Within weeks, it transpired that no bombs actually existed and that none of the British-born Muslims detained had even purchased airline tickets. Some did not even have passports. Moreover, despite claims that the alleged conspirators had been under surveillance for months, it was revealed that neither the head of the Metropolitan Police’s Special Operations department nor Britain’s transport secretary had been told that a terror attack was “imminent” until the last moment.

Eleven people were finally charged with terrorist offences. It could be several years before their cases come to court.

The decision by the Pakistan court to drop the terror charges against Rauf not only confirms that there was no imminent terror attack. It supports the claims that the Heathrow terror plot was concocted by Washington and London—with the support of much of the media in both countries—so as to divert from the growing political crisis of the Bush and Blair governments, under conditions in which the full extent of the military debacle in Iraq was being laid bare, fuelling opposition to the war and occupation.

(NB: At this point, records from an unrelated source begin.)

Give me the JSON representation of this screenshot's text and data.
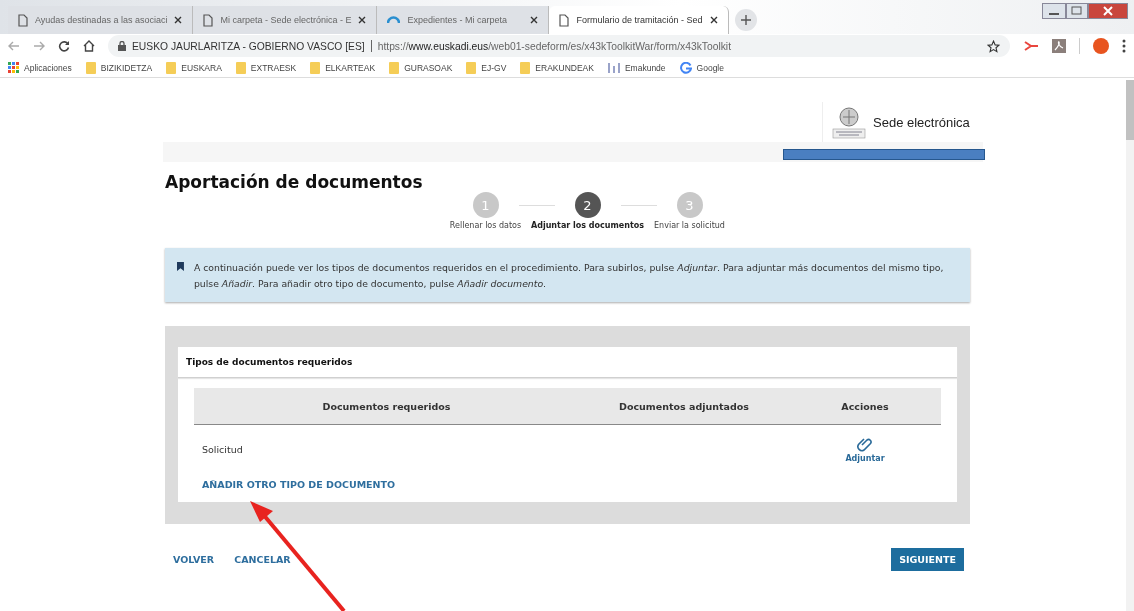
{
  "browser": {
    "tabs": [
      {
        "title": "Ayudas destinadas a las asociaci",
        "kind": "page",
        "selected": false
      },
      {
        "title": "Mi carpeta - Sede electrónica - E",
        "kind": "page",
        "selected": false
      },
      {
        "title": "Expedientes - Mi carpeta",
        "kind": "app",
        "selected": false
      },
      {
        "title": "Formulario de tramitación - Sed",
        "kind": "page",
        "selected": true
      }
    ],
    "site_info": "EUSKO JAURLARITZA - GOBIERNO VASCO [ES]",
    "url": "https://**www.euskadi.eus**/web01-sedeform/es/x43kToolkitWar/form/x43kToolkit",
    "bookmarks": [
      {
        "label": "Aplicaciones",
        "kind": "apps"
      },
      {
        "label": "BIZIKIDETZA",
        "kind": "folder"
      },
      {
        "label": "EUSKARA",
        "kind": "folder"
      },
      {
        "label": "EXTRAESK",
        "kind": "folder"
      },
      {
        "label": "ELKARTEAK",
        "kind": "folder"
      },
      {
        "label": "GURASOAK",
        "kind": "folder"
      },
      {
        "label": "EJ-GV",
        "kind": "folder"
      },
      {
        "label": "ERAKUNDEAK",
        "kind": "folder"
      },
      {
        "label": "Emakunde",
        "kind": "site"
      },
      {
        "label": "Google",
        "kind": "google"
      }
    ]
  },
  "header": {
    "brand": "Sede electrónica"
  },
  "page_title": "Aportación de documentos",
  "steps": [
    {
      "number": "1",
      "label": "Rellenar los datos",
      "selected": false
    },
    {
      "number": "2",
      "label": "Adjuntar los documentos",
      "selected": true
    },
    {
      "number": "3",
      "label": "Enviar la solicitud",
      "selected": false
    }
  ],
  "info": "A continuación puede ver los tipos de documentos requeridos en el procedimiento. Para subirlos, pulse *Adjuntar*. Para adjuntar más documentos del mismo tipo, pulse *Añadir*. Para añadir otro tipo de documento, pulse *Añadir documento*.",
  "documents": {
    "title": "Tipos de documentos requeridos",
    "columns": [
      "Documentos requeridos",
      "Documentos adjuntados",
      "Acciones"
    ],
    "rows": [
      {
        "name": "Solicitud",
        "action": "Adjuntar"
      }
    ],
    "add_link": "AÑADIR OTRO TIPO DE DOCUMENTO"
  },
  "footer": {
    "back": "VOLVER",
    "cancel": "CANCELAR",
    "next": "SIGUIENTE"
  }
}
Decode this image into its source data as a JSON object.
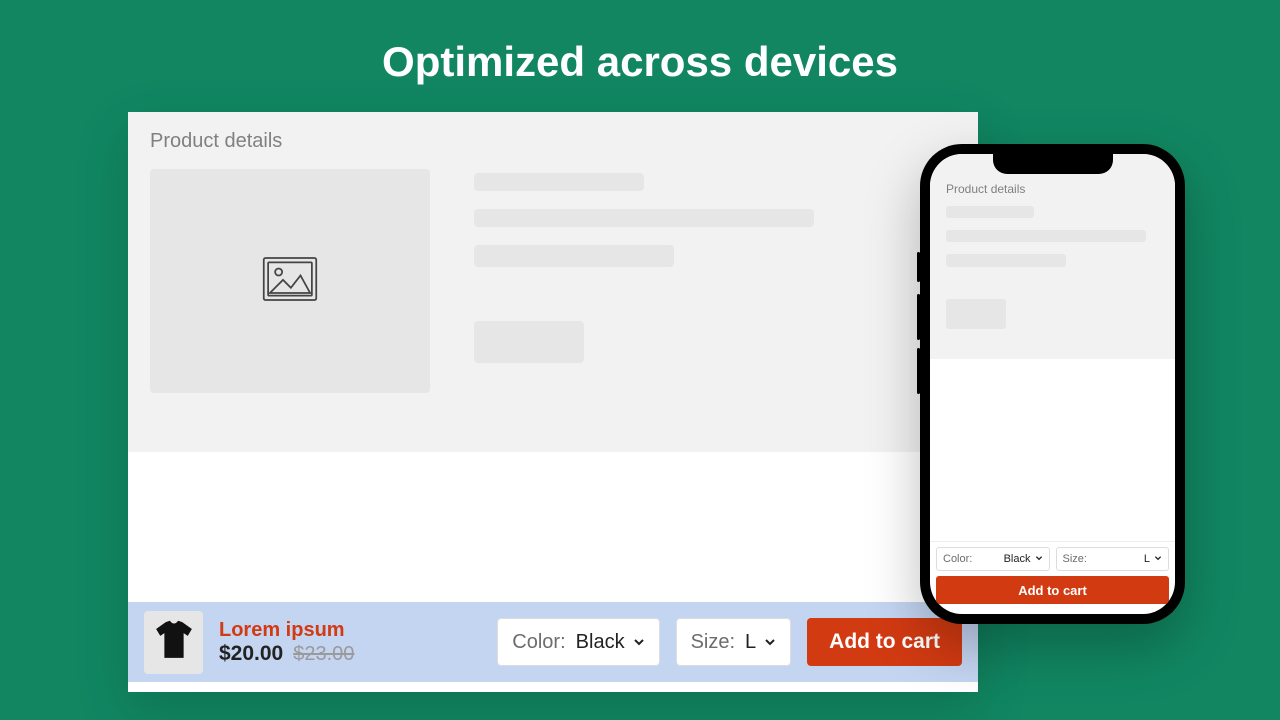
{
  "headline": "Optimized across devices",
  "section_title": "Product details",
  "product": {
    "name": "Lorem ipsum",
    "price": "$20.00",
    "compare_price": "$23.00"
  },
  "options": {
    "color": {
      "label": "Color:",
      "value": "Black"
    },
    "size": {
      "label": "Size:",
      "value": "L"
    }
  },
  "cta": "Add to cart",
  "mobile": {
    "section_title": "Product details",
    "options": {
      "color": {
        "label": "Color:",
        "value": "Black"
      },
      "size": {
        "label": "Size:",
        "value": "L"
      }
    },
    "cta": "Add to cart"
  },
  "colors": {
    "accent": "#d23a12",
    "bg": "#118661"
  }
}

This latest development has, moreover, further exposed the role of the official media as little more than propaganda outlets for the ruling elite. In contrast to the weeks of headlines and sensationalised reporting that accompanied the supposed discovery of the Heathrow plot, the dropping of terror charges against Rauf rated just a few column inches.

As an article on the Atlantic Free Press web site December 15, by Craig Murray—formerly Britain’s Ambassador to Uzbekistan until his removal in October 2004—makes clear, this is of a piece.

Referring to accounts by the press in August, citing unnamed police sources, that a “suitcase” containing “bomb-making materials” had been recovered from woodland near to the homes of some of those arrested, Murray reveals that this claim was subsequently described “to me by a security service source as ‘A lot of rubbish from someone’s garage dumped in the woods.’ ”

This lies behind the decision by Thames Valley police to abandon their search of the woods, Murray reports. Five months after the claims of a planned terrorist atrocity “bigger than 9/11,” the police informed the Home Office on December 12 that they would only continue with the search if the government met the costs.

Murray also reports that other “evidence” it was claimed police had uncovered at the time is similarly without substance. Wills made by the would-be suicide bombers were found to be “made in the early ’90s by volunteers going off to fight the Serbs in Bosnia” and left with the deceased relative of one of those detained in the Heathrow raids. As to the map of Afghanistan also supposedly recovered, it “had been copied out by an 11-year-old boy.”

“All of which is well known to the UK media, but none of which has been reported for fear of prejudicing the trial,” Murray continues. “I am at a complete loss to understand why it does not prejudice the trial for police to announce in a blaze of worldwide front-page publicity that they have found bomb-making materials, wills and maps. Only if you contradict the police is that prejudicial. Can anyone explain why?”

He adds, “Five British newspapers had to pay damages to a Birmingham man they accused, on security service briefing, of being part of the plot. Only the Guardian had the grace to publish the fact and print a retraction.”